The FBI had carefully planned the Tchivzhels’ escape. One entire lane from the airport had been closed for a quick getaway. Nevertheless, Soviet Embassy officials jumped into a car and chased the FBI caravan.
On the spur of the moment, the FBI agents decided not to travel to a Washington, D.C., immigration office but rather to one in Baltimore.
The Soviets trailed the caravan all the way to the Baltimore office. Once there, an FBI agent ordered the Soviet officials to leave official government property. It worked.That’s where Tchivzhel applied for political asylum.
Following some paperwork, Tchivzhel and his family boarded a plane for Greenville. Tchivzhel gained his freedom.
In 2003, Tchivzhel made a triumphant return to Russia to conduct a standing-room-only concert with the Saint Petersburg Philharmonia. He recalled recently that advertisements for the event referred to “the American conductor Edvard Tchivzhel.”

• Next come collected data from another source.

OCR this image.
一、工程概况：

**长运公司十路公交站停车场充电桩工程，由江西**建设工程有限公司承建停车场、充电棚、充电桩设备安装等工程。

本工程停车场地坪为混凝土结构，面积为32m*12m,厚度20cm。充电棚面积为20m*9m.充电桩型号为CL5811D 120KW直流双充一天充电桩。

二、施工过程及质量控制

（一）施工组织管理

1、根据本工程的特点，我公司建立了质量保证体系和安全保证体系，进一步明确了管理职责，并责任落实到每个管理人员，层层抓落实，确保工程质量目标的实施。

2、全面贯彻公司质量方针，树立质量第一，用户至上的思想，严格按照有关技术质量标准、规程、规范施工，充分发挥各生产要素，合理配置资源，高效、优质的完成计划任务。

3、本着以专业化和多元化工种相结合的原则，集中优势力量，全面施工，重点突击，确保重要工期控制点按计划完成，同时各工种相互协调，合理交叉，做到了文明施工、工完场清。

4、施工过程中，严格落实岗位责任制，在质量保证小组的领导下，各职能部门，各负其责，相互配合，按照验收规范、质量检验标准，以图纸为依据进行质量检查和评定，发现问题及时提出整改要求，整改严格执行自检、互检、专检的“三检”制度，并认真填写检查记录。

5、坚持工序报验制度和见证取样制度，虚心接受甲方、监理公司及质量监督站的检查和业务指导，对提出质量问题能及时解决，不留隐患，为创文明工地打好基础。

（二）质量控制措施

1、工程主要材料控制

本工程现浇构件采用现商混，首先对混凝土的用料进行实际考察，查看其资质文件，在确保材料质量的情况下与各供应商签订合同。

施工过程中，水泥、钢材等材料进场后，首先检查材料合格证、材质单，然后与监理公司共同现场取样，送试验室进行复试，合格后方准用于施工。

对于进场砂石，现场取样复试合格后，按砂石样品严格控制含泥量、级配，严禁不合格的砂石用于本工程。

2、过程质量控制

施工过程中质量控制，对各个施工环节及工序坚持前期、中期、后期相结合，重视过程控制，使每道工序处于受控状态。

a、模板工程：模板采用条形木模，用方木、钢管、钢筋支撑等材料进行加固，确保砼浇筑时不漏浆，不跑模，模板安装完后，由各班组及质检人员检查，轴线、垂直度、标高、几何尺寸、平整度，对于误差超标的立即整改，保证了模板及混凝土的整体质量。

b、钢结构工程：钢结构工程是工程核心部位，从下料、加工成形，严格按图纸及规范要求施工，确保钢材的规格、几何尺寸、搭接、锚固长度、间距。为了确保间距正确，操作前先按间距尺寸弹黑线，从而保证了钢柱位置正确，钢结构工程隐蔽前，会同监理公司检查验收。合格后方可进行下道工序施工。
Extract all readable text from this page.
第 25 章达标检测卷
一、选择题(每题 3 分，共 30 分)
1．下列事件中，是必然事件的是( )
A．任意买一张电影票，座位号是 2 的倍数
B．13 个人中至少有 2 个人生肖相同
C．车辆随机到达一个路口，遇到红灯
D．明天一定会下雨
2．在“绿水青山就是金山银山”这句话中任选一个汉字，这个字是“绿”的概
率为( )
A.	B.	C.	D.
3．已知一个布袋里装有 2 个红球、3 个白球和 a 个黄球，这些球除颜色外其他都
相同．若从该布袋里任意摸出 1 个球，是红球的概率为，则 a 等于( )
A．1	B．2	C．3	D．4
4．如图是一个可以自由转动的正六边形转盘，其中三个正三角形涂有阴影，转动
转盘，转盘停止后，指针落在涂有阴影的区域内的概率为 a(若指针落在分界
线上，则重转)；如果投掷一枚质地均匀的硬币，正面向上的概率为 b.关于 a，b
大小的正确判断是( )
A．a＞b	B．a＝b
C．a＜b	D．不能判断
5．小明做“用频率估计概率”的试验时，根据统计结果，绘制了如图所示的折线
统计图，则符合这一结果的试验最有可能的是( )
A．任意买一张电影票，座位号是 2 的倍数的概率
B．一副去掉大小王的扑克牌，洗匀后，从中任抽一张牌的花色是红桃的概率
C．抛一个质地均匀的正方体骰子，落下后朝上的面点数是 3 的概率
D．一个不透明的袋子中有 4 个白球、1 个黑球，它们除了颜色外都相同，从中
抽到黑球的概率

Thanks to the unique experience together (the Tchivzhel family lived with Forster and her family in their Simpsonville residence for a period of time after the defection), the two can count current collaborations, such as the Greenville Symphony Orchestra’s live accompaniment of the International Ballet’s Nutcracker, or the International Ballet’s annual appearance in the Greenville Symphony Orchestra’s Holiday at Peace production, among some of the artistic benefits of the longtime connection.